К обновлению католичества кардинал Поул приступил со всей решительностью, и инициативы, предпринятые им, внушали надежды. Как и прежде кардинал Уолси, Поул обладал полномочиями легата и властвовал не только над епархией Кентербери, но и над обоими архиепископствами Англии. Иногда из-за его действий менялась сама основа внутренней структуры Протестантских Церквей. Ярче всего это выразилось в том, что в церкви снова вернули образа для молитвы и богослужений, а для традиционной литургии предоставили минимальный набор облачений и тарель. Священников, вступивших в брак – таких было около двух тысяч, – насильно разлучали с женами, а тех, кого не считали неисправимым протестантом (подавляющее большинство), вновь переводили в Церковь, под попечение пасторов. Эти важные административные меры были приняты быстро и эффективно, в духе Томаса Кромвеля, великого советника Генриха VIII. Поул также созвал со всего королевства синод, или ассамблею, под руководством легата. Некоторые законодательные акты этого синода предвосхищали те меры, которые со временем, после Тридентского Собора, постепенно принимались во всем римско-католическом мире. В Англии Марии Тюдор впервые появился новый предмет церковной утвари: дарохранительница, расположенная в главном алтаре церкви – в ней находился освященный хлеб для таинства Евхаристии. Там, где шла Контрреформация, такие священные сосуды со временем становились все роскошнее: в них видели средоточие благочестивых размышлений, зримое воплощение благоговейного трепета, испытываемого на литургии. Синод предписал епископам постоянно проживать по месту служения, а также предусмотрел открытие школ для обучения духовенства – семинарий, устраиваемых в каждой епархии на территории соборов. Впервые Католическая Церковь серьезно озаботилась тем, чтобы дать приходскому духовенству знания, которые позволили бы им сравниться с протестантскими пасторами в искусстве проповеди [13]. И впервые за более чем десять лет число священников в Англии начало возрастать.
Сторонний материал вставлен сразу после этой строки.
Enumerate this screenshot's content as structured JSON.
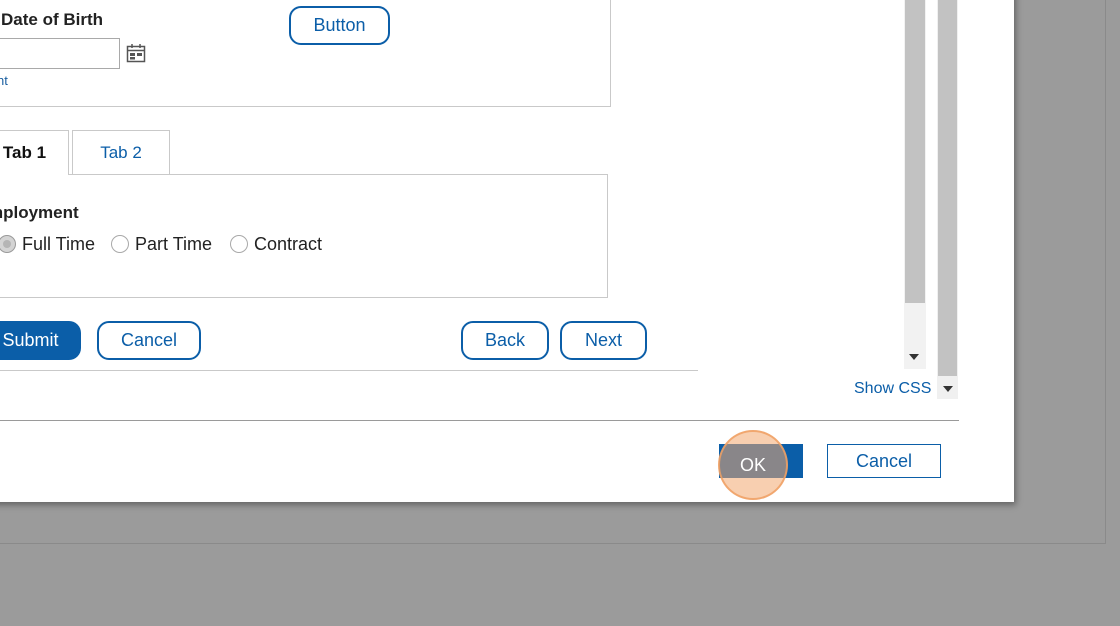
{
  "form": {
    "dob_label": "Date of Birth",
    "dob_value": "",
    "help_text": "nt",
    "button_label": "Button",
    "tabs": [
      {
        "label": "Tab 1",
        "active": true
      },
      {
        "label": "Tab 2",
        "active": false
      }
    ],
    "employment_label": "mployment",
    "radios": [
      {
        "label": "Full Time",
        "checked": true
      },
      {
        "label": "Part Time",
        "checked": false
      },
      {
        "label": "Contract",
        "checked": false
      }
    ],
    "submit_label": "Submit",
    "cancel_label": "Cancel",
    "back_label": "Back",
    "next_label": "Next"
  },
  "css_panel": {
    "show_css_label": "Show CSS"
  },
  "dialog_footer": {
    "ok_label": "OK",
    "cancel_label": "Cancel"
  },
  "colors": {
    "accent": "#0b5ea8",
    "overlay": "#9b9b9b",
    "highlight": "#f2a870"
  },
  "icons": {
    "calendar": "calendar-icon",
    "scroll_down": "chevron-down-icon"
  }
}
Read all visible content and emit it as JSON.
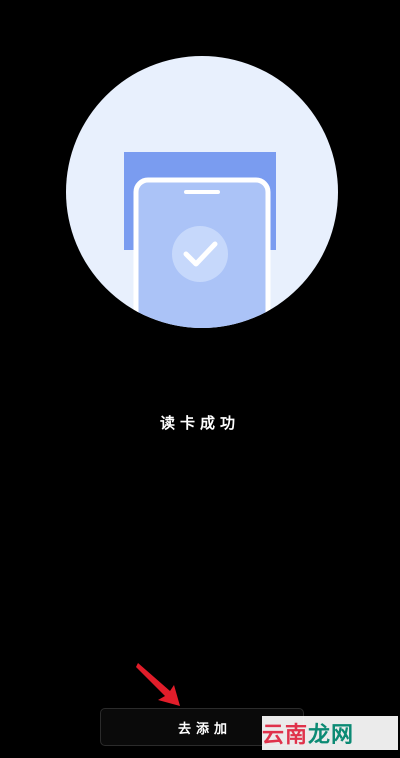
{
  "status": {
    "text": "读卡成功"
  },
  "action": {
    "add_label": "去添加"
  },
  "watermark": {
    "part1": "云南",
    "part2": "龙网"
  },
  "colors": {
    "background": "#000000",
    "circle": "#e8f0fd",
    "card": "#7a9cf0",
    "phone_screen": "#abc3f7",
    "check_bg": "#c6d8fb",
    "arrow": "#e11d2a"
  },
  "icons": {
    "illustration": "phone-card-check-icon",
    "arrow": "red-arrow-icon"
  }
}
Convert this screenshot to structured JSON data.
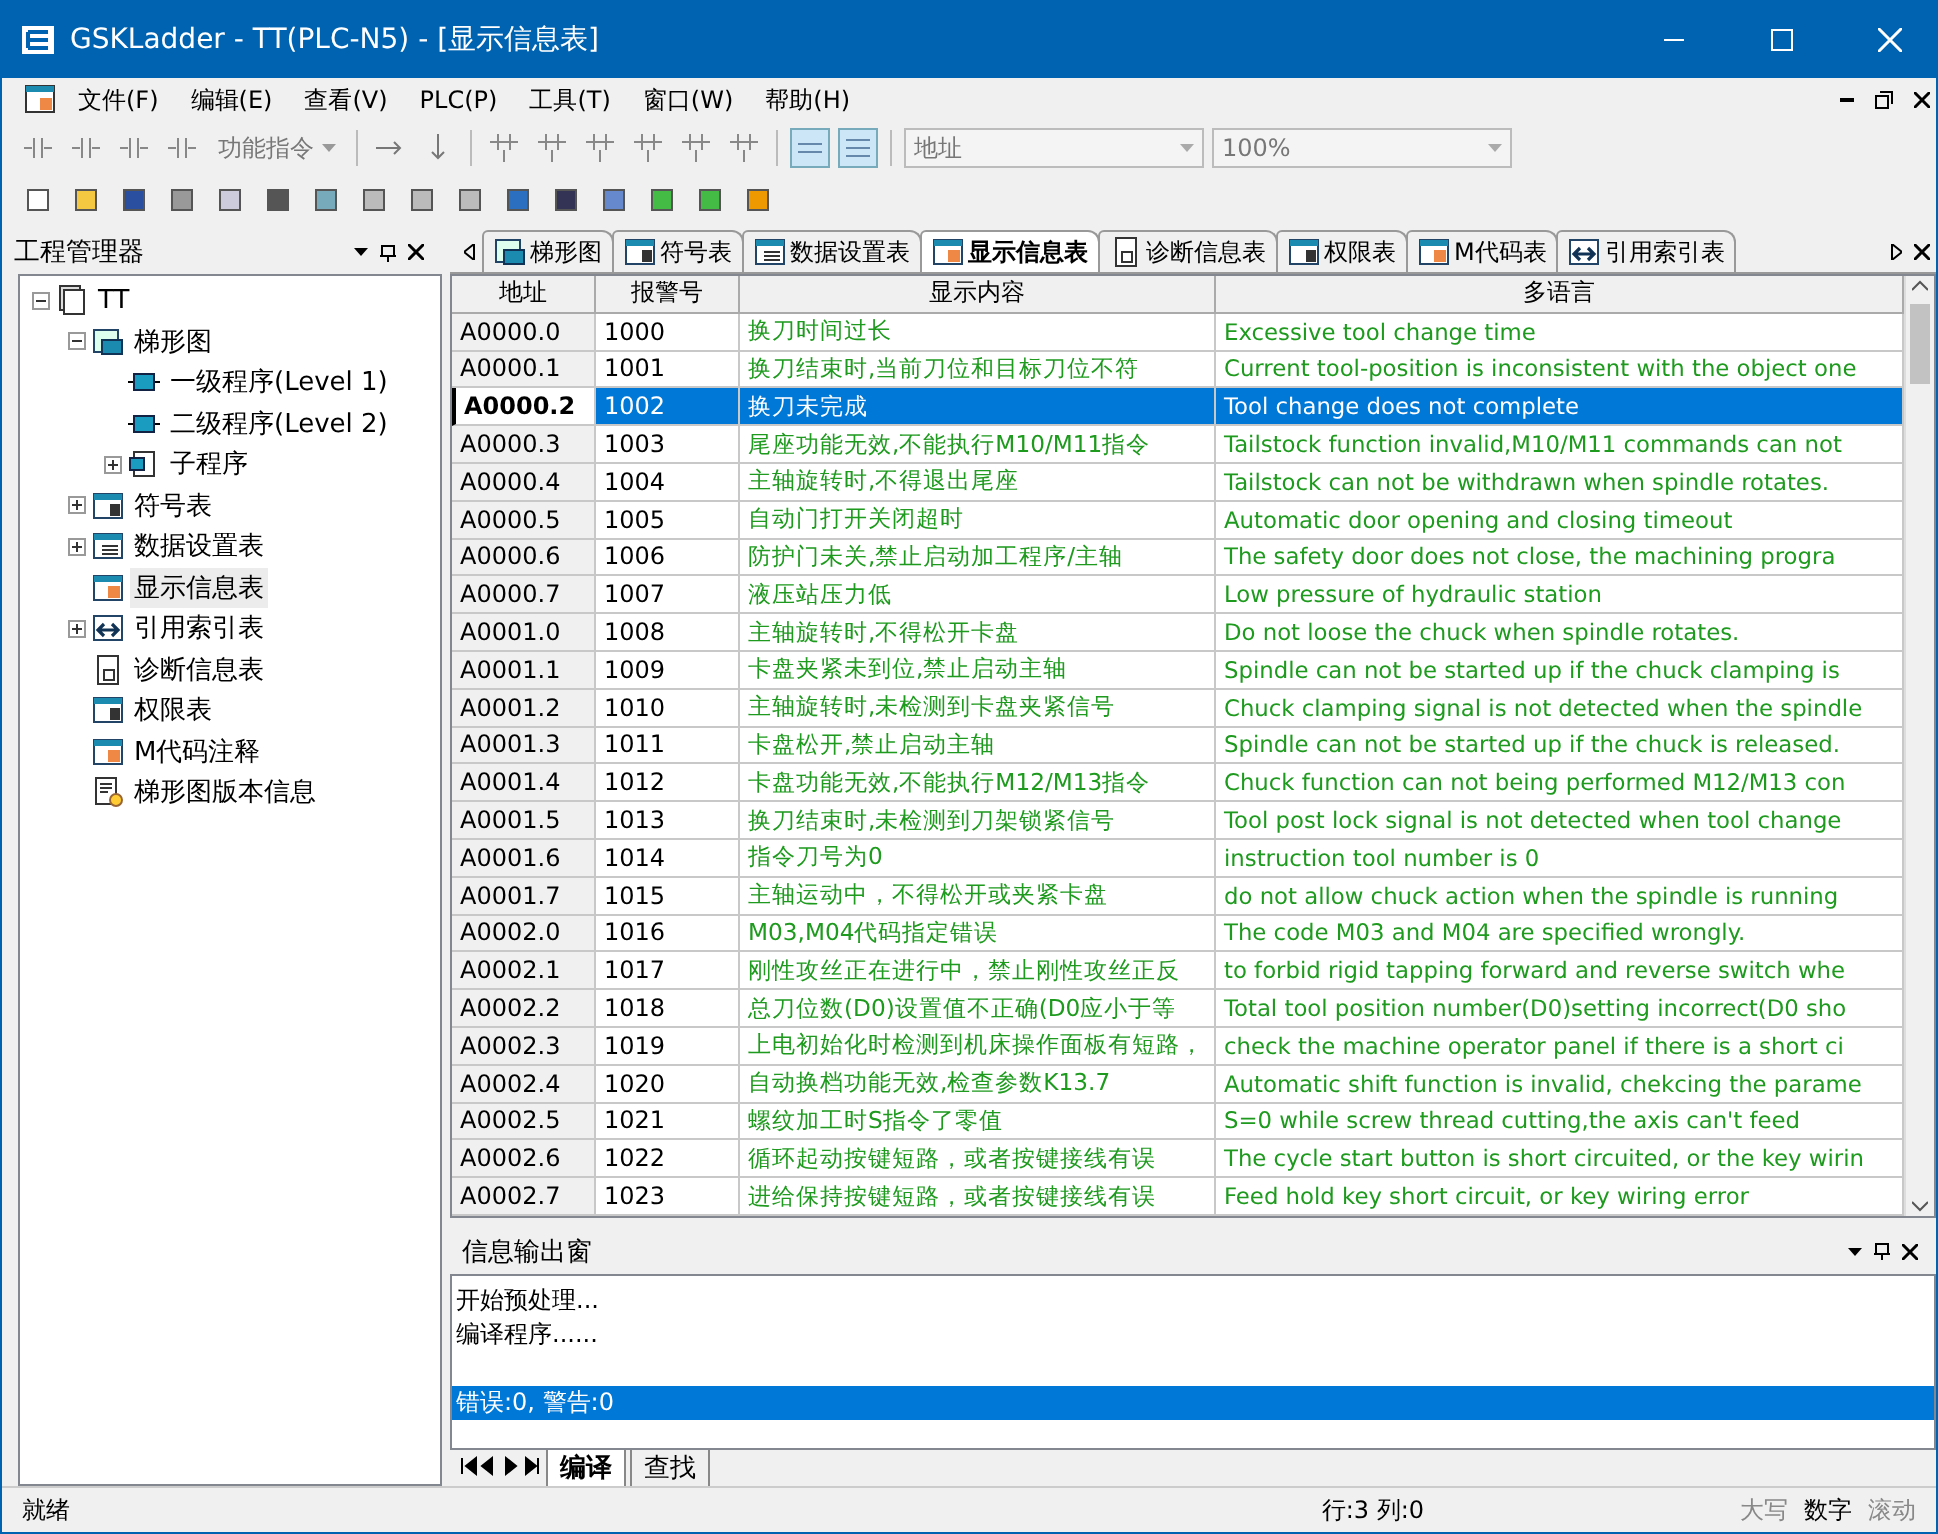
{
  "window": {
    "title": "GSKLadder - TT(PLC-N5) - [显示信息表]"
  },
  "menu": [
    "文件(F)",
    "编辑(E)",
    "查看(V)",
    "PLC(P)",
    "工具(T)",
    "窗口(W)",
    "帮助(H)"
  ],
  "toolbar": {
    "function_menu": "功能指令",
    "address_combo": "地址",
    "zoom_combo": "100%"
  },
  "project_panel": {
    "title": "工程管理器",
    "tree": [
      {
        "label": "TT",
        "kind": "project",
        "expanded": true,
        "selected": false,
        "children": [
          {
            "label": "梯形图",
            "kind": "folder",
            "expanded": true,
            "selected": false,
            "children": [
              {
                "label": "一级程序(Level 1)",
                "kind": "block",
                "selected": false
              },
              {
                "label": "二级程序(Level 2)",
                "kind": "block",
                "selected": false
              },
              {
                "label": "子程序",
                "kind": "sub",
                "expanded": false,
                "selected": false
              }
            ]
          },
          {
            "label": "符号表",
            "kind": "table",
            "expanded": false,
            "selected": false
          },
          {
            "label": "数据设置表",
            "kind": "list",
            "expanded": false,
            "selected": false
          },
          {
            "label": "显示信息表",
            "kind": "info",
            "selected": true
          },
          {
            "label": "引用索引表",
            "kind": "ref",
            "expanded": false,
            "selected": false
          },
          {
            "label": "诊断信息表",
            "kind": "doc",
            "selected": false
          },
          {
            "label": "权限表",
            "kind": "table",
            "selected": false
          },
          {
            "label": "M代码注释",
            "kind": "info",
            "selected": false
          },
          {
            "label": "梯形图版本信息",
            "kind": "version",
            "selected": false
          }
        ]
      }
    ]
  },
  "doc_tabs": [
    {
      "label": "梯形图",
      "kind": "folder",
      "selected": false
    },
    {
      "label": "符号表",
      "kind": "table",
      "selected": false
    },
    {
      "label": "数据设置表",
      "kind": "list",
      "selected": false
    },
    {
      "label": "显示信息表",
      "kind": "info",
      "selected": true
    },
    {
      "label": "诊断信息表",
      "kind": "doc",
      "selected": false
    },
    {
      "label": "权限表",
      "kind": "table",
      "selected": false
    },
    {
      "label": "M代码表",
      "kind": "info",
      "selected": false
    },
    {
      "label": "引用索引表",
      "kind": "ref",
      "selected": false
    }
  ],
  "table": {
    "columns": [
      "地址",
      "报警号",
      "显示内容",
      "多语言"
    ],
    "rows": [
      {
        "address": "A0000.0",
        "alarm": "1000",
        "content": "换刀时间过长",
        "translation": "Excessive tool change time",
        "selected": false
      },
      {
        "address": "A0000.1",
        "alarm": "1001",
        "content": "换刀结束时,当前刀位和目标刀位不符",
        "translation": "Current tool-position is inconsistent with the object one",
        "selected": false
      },
      {
        "address": "A0000.2",
        "alarm": "1002",
        "content": "换刀未完成",
        "translation": "Tool change does not complete",
        "selected": true
      },
      {
        "address": "A0000.3",
        "alarm": "1003",
        "content": "尾座功能无效,不能执行M10/M11指令",
        "translation": "Tailstock function invalid,M10/M11 commands can not",
        "selected": false
      },
      {
        "address": "A0000.4",
        "alarm": "1004",
        "content": "主轴旋转时,不得退出尾座",
        "translation": "Tailstock can not be withdrawn when spindle rotates.",
        "selected": false
      },
      {
        "address": "A0000.5",
        "alarm": "1005",
        "content": "自动门打开关闭超时",
        "translation": "Automatic door opening and closing timeout",
        "selected": false
      },
      {
        "address": "A0000.6",
        "alarm": "1006",
        "content": "防护门未关,禁止启动加工程序/主轴",
        "translation": "The safety door does not close, the machining progra",
        "selected": false
      },
      {
        "address": "A0000.7",
        "alarm": "1007",
        "content": "液压站压力低",
        "translation": "Low pressure of hydraulic station",
        "selected": false
      },
      {
        "address": "A0001.0",
        "alarm": "1008",
        "content": "主轴旋转时,不得松开卡盘",
        "translation": "Do not loose the chuck when spindle rotates.",
        "selected": false
      },
      {
        "address": "A0001.1",
        "alarm": "1009",
        "content": "卡盘夹紧未到位,禁止启动主轴",
        "translation": "Spindle can not be started up if the chuck clamping is",
        "selected": false
      },
      {
        "address": "A0001.2",
        "alarm": "1010",
        "content": "主轴旋转时,未检测到卡盘夹紧信号",
        "translation": "Chuck clamping signal is not detected when the spindle",
        "selected": false
      },
      {
        "address": "A0001.3",
        "alarm": "1011",
        "content": "卡盘松开,禁止启动主轴",
        "translation": "Spindle can not be started up if the chuck is released.",
        "selected": false
      },
      {
        "address": "A0001.4",
        "alarm": "1012",
        "content": "卡盘功能无效,不能执行M12/M13指令",
        "translation": "Chuck function can not being performed M12/M13 con",
        "selected": false
      },
      {
        "address": "A0001.5",
        "alarm": "1013",
        "content": "换刀结束时,未检测到刀架锁紧信号",
        "translation": "Tool post lock signal is not detected when tool change",
        "selected": false
      },
      {
        "address": "A0001.6",
        "alarm": "1014",
        "content": "指令刀号为0",
        "translation": "instruction tool number is 0",
        "selected": false
      },
      {
        "address": "A0001.7",
        "alarm": "1015",
        "content": "主轴运动中，不得松开或夹紧卡盘",
        "translation": "do not allow chuck action when the spindle is running",
        "selected": false
      },
      {
        "address": "A0002.0",
        "alarm": "1016",
        "content": "M03,M04代码指定错误",
        "translation": "The code M03 and M04 are specified wrongly.",
        "selected": false
      },
      {
        "address": "A0002.1",
        "alarm": "1017",
        "content": "刚性攻丝正在进行中，禁止刚性攻丝正反",
        "translation": "to forbid rigid tapping forward and reverse switch whe",
        "selected": false
      },
      {
        "address": "A0002.2",
        "alarm": "1018",
        "content": "总刀位数(D0)设置值不正确(D0应小于等",
        "translation": "Total tool position number(D0)setting incorrect(D0 sho",
        "selected": false
      },
      {
        "address": "A0002.3",
        "alarm": "1019",
        "content": "上电初始化时检测到机床操作面板有短路，",
        "translation": "check the machine operator panel if there is a short ci",
        "selected": false
      },
      {
        "address": "A0002.4",
        "alarm": "1020",
        "content": "自动换档功能无效,检查参数K13.7",
        "translation": "Automatic shift function is invalid, chekcing the parame",
        "selected": false
      },
      {
        "address": "A0002.5",
        "alarm": "1021",
        "content": "螺纹加工时S指令了零值",
        "translation": "S=0 while screw thread cutting,the axis can't feed",
        "selected": false
      },
      {
        "address": "A0002.6",
        "alarm": "1022",
        "content": "循环起动按键短路，或者按键接线有误",
        "translation": "The cycle start button is short circuited, or the key wirin",
        "selected": false
      },
      {
        "address": "A0002.7",
        "alarm": "1023",
        "content": "进给保持按键短路，或者按键接线有误",
        "translation": "Feed hold key short circuit, or key wiring error",
        "selected": false
      }
    ]
  },
  "output": {
    "title": "信息输出窗",
    "lines": [
      {
        "text": "开始预处理...",
        "selected": false
      },
      {
        "text": "编译程序......",
        "selected": false
      },
      {
        "text": "错误:0, 警告:0",
        "selected": true
      }
    ],
    "tabs": [
      {
        "label": "编译",
        "selected": true
      },
      {
        "label": "查找",
        "selected": false
      }
    ]
  },
  "status_bar": {
    "message": "就绪",
    "position": "行:3 列:0",
    "indicators": [
      {
        "label": "大写",
        "on": false
      },
      {
        "label": "数字",
        "on": true
      },
      {
        "label": "滚动",
        "on": false
      }
    ]
  }
}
При Марии в развитии католичества проявилась любопытная черта, показавшая, как всесторонняя протестантская Реформация повлияла на возрожденную традиционную Церковь. С церковного аналоя исчезли Библии, но древний запрет на чтение Священного Писания не вернули, и Поул, созвав епархиальную ассамблею – Кентерберийский синод – намеревался заказать новый достойный перевод по крайней мере Нового Завета [14]. Вернуть иные явления, свойственные прошлому, было труднее. Неудивительно, что за время правления Марии, которое оказалось столь кратким, английская земля почти не пополнилась ни восстановленными монастырями, ни новыми часовнями: для этого требовались деньги, земля – и, конечно же, вера. Впрочем, и другие религиозные обычаи, не требовавшие «золотых рек», тоже канули в Лету. Остались в руинах многие святыни, разрушенные при Генрихе VIII и Эдуарде VI. Не было и гильдий, прежде столь важных в жизни прихода. Проповедники плохо представляли, как говорить о Чистилище, упоминания о котором совершенно отсутствовали даже в разнородных доктринах короля Генриха, да и папу римского в литературных трудах поминать не любили – несомненно, двадцать лет злобной пропаганды, направленной против Рима, не могли просто так исчезнуть в мгновение ока.
Конечно, верное учение могло все исправить, и власти не забывали о проповеди и наставлении народа. Эдмунд Боннер, епископ Лондона, в подражание своему бывшему коллеге-протестанту архиепископу Кранмеру, опубликовал катехизис и сборник назидательных поучений (см. выше, с. 310). Две своих проповеди он, по сути, заимствовал из ненавистных изданий Кранмера, вышедших в 1547 году, и пусть даже эти тексты касались предметов неоспоримых, нельзя не увидеть в этом поступке поразительный прагматизм. Проповеди Боннера широко распространились в Англии, их даже переводили на корнский язык, для меньшинства. Бартоломе Карранса по поручению Поула создавал для королевства новый катехизис. При жизни Марии перевод с испанского завершить не удалось, а потом в Англии он уже не требовался, но в других странах ему была уготована долгая жизнь, поскольку он стал основой официального катехизиса, опубликованного после Тридентского Собора. А что до иезуитов, то пусть они и не направили посланника, об их духовных воззрениях мог узнать любой англичанин – стоило лишь зайти в книжную лавку и прочесть адаптацию «Духовных упражнений» Игнатия Лойолы, которую сделал голландский богослов-мистик Николаус ван Эш, а в английском переводе опубликовал Уильям Перин, недавно назначенный провинциал английских доминиканцев [16].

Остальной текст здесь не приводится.